With the transformation of the NACA into Nasa and the initiation of the manned spaceflight programme, test pilots such as Armstrong were in prime position for astronaut selection. In 1962, he became Nasa's first civilian astronaut as one of nine successful applicants from the 300 who applied to join the space agency's second astronaut group.
Armstrong was given the command pilot's seat on Gemini 8. It turned out to be one of the shortest manned space missions ever flown. After launch on March 16, 1966, Armstrong and co-pilot David Scott successfully completed the first docking with another space vehicle, an Agena rocket upper stage. Within 30 minutes, the crew were fighting for their lives as the Gemini-Agena combination encountered unexpected roll and yaw motion.
Uncertain of the reason for their plight, Armstrong decided to abort the mission and undock from the upper stage. As the rate of rotation increased to one revolution per second, the crew started to become disorientated and threatened with unconsciousness.
Aware that the problem must lie in the Gemini's main control system, Armstrong shut it down and successfully damped down the violent spinning motion by activating the re-entry control system. Although the crew wanted to press on with the mission, ground control ordered them to return to Earth. Only 10 hours after lift-off from Florida, they made an emergency splashdown in the western Pacific.

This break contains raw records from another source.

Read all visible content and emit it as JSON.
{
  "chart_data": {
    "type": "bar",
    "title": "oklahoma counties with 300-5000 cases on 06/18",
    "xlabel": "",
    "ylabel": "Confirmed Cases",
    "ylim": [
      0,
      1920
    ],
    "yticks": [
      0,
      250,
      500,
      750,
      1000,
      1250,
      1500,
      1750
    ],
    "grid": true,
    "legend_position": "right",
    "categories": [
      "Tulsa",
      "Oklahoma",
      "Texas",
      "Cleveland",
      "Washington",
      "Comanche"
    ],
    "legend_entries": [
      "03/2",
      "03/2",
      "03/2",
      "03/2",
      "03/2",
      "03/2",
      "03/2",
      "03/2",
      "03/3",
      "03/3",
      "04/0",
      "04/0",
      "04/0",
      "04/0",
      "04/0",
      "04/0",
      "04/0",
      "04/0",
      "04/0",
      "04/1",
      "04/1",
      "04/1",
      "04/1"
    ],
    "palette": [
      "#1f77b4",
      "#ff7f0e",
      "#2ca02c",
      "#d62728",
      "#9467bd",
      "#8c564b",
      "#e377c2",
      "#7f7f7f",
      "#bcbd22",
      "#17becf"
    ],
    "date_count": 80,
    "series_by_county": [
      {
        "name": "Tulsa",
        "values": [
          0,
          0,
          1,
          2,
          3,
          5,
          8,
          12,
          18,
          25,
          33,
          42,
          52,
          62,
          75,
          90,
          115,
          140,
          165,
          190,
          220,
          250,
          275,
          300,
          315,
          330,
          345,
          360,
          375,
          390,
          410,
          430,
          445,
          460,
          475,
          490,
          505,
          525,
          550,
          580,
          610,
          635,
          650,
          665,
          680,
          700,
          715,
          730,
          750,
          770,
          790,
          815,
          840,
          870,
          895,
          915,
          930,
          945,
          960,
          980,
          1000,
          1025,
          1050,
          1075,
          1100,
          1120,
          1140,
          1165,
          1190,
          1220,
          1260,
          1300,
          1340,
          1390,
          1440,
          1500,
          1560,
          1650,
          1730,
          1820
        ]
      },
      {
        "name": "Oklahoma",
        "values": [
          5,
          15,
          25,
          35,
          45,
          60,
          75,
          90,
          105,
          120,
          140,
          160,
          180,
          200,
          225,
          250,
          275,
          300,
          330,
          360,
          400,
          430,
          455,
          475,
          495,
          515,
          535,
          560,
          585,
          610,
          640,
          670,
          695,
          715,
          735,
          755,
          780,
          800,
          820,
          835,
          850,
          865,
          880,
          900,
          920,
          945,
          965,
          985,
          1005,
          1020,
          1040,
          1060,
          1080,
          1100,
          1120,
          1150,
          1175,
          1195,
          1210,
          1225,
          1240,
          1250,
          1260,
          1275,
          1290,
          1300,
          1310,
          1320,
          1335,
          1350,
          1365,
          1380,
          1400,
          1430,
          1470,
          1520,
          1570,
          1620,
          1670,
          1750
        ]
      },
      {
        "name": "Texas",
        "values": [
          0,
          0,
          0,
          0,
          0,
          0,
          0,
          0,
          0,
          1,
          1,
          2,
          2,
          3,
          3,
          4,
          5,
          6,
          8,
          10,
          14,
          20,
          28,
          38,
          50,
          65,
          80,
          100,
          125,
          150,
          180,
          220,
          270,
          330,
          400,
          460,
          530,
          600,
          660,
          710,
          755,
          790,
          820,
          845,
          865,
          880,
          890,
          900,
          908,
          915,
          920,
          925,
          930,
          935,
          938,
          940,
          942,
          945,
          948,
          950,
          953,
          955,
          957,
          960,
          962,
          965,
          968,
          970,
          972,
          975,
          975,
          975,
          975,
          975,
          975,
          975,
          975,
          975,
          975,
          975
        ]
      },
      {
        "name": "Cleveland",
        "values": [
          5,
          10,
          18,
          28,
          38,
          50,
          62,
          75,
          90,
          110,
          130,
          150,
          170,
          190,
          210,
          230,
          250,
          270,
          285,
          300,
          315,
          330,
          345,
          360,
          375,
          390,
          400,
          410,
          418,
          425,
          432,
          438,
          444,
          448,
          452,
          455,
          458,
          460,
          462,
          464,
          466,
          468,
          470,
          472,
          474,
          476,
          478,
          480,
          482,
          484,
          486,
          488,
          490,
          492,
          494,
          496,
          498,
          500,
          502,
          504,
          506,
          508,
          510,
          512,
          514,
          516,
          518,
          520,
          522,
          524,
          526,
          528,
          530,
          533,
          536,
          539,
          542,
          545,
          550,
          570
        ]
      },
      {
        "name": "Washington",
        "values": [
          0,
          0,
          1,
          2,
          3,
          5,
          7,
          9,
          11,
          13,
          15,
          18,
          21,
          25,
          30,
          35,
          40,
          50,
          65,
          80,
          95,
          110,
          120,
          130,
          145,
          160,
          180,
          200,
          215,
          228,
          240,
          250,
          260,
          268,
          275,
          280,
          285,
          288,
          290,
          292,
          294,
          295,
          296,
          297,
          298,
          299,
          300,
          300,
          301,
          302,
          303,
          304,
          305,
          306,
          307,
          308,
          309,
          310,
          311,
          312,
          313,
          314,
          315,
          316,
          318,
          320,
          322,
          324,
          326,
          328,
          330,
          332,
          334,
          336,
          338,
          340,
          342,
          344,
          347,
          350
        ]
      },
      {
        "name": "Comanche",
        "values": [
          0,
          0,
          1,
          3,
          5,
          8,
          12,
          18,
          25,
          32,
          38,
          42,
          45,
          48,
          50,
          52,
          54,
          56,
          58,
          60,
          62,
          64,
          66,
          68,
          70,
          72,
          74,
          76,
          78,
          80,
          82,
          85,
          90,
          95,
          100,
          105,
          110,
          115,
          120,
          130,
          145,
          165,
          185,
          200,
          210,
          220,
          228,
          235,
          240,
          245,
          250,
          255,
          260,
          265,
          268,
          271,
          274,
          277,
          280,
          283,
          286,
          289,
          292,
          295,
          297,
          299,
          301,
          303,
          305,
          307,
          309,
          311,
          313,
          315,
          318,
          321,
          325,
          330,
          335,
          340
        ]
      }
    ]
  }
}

After two more back-up assignments on Gemini 11 and Apollo 8 -- the first manned mission to leave Earth's gravitational influence and go into orbit around the Moon -- Armstrong was appointed commander of Apollo 11. He and his crew knew there was a distinct possibility they would be first in line for a lunar landing, but all depended on the success of the preceding missions. As it turned out, Apollos 9 and 10 passed their trials with flying colours, clearing the way for Armstrong, Edwin "Buzz" Aldrin and Michael Collins to make history.
Hordes of spectators turned up at Cape Kennedy on July 16, 1969 to witness the launch of the Saturn V rocket and the Apollo 11 crew. Four days later, Armstrong guided the lunar module Eagle past a large crater for a perfect touchdown on the Sea of Tranquillity. "Tranquillity Base here. The Eagle has landed," he declared.
Six-and-a-half hours later, a worldwide TV audience of 500 million watched as Armstrong's ghostly figure slid down the ladder. His slow motion jump on to the pristine lunar surface culminated in the immortal words: "That's one small step for man; one giant leap for mankind."
After setting up their experiments, collecting rock and soil samples, receiving congratulations from President Nixon and deploying the American flag, it was time for Armstrong and Aldrin to return to the Eagle for a well-earned rest before returning home.
After the excitement of Apollo 11, the most famous man in the world was given a desk job at Nasa HQ in Washington DC. In 1971 he left, bought a dairy farm in Ohio and joined the engineering faculty of the University of Cincinnati where he remained as a professor of aerospace engineering until 1979.
Armstrong was operated on this month to relieve blocked coronary arteries, but died of complications from that surgery. In 1994 he was divorced by Janet, and shortly after married Carol Knight of Cincinnati. He leaves two children, Eric and Mark. His daughter Karen died of a brain tumour in 1959.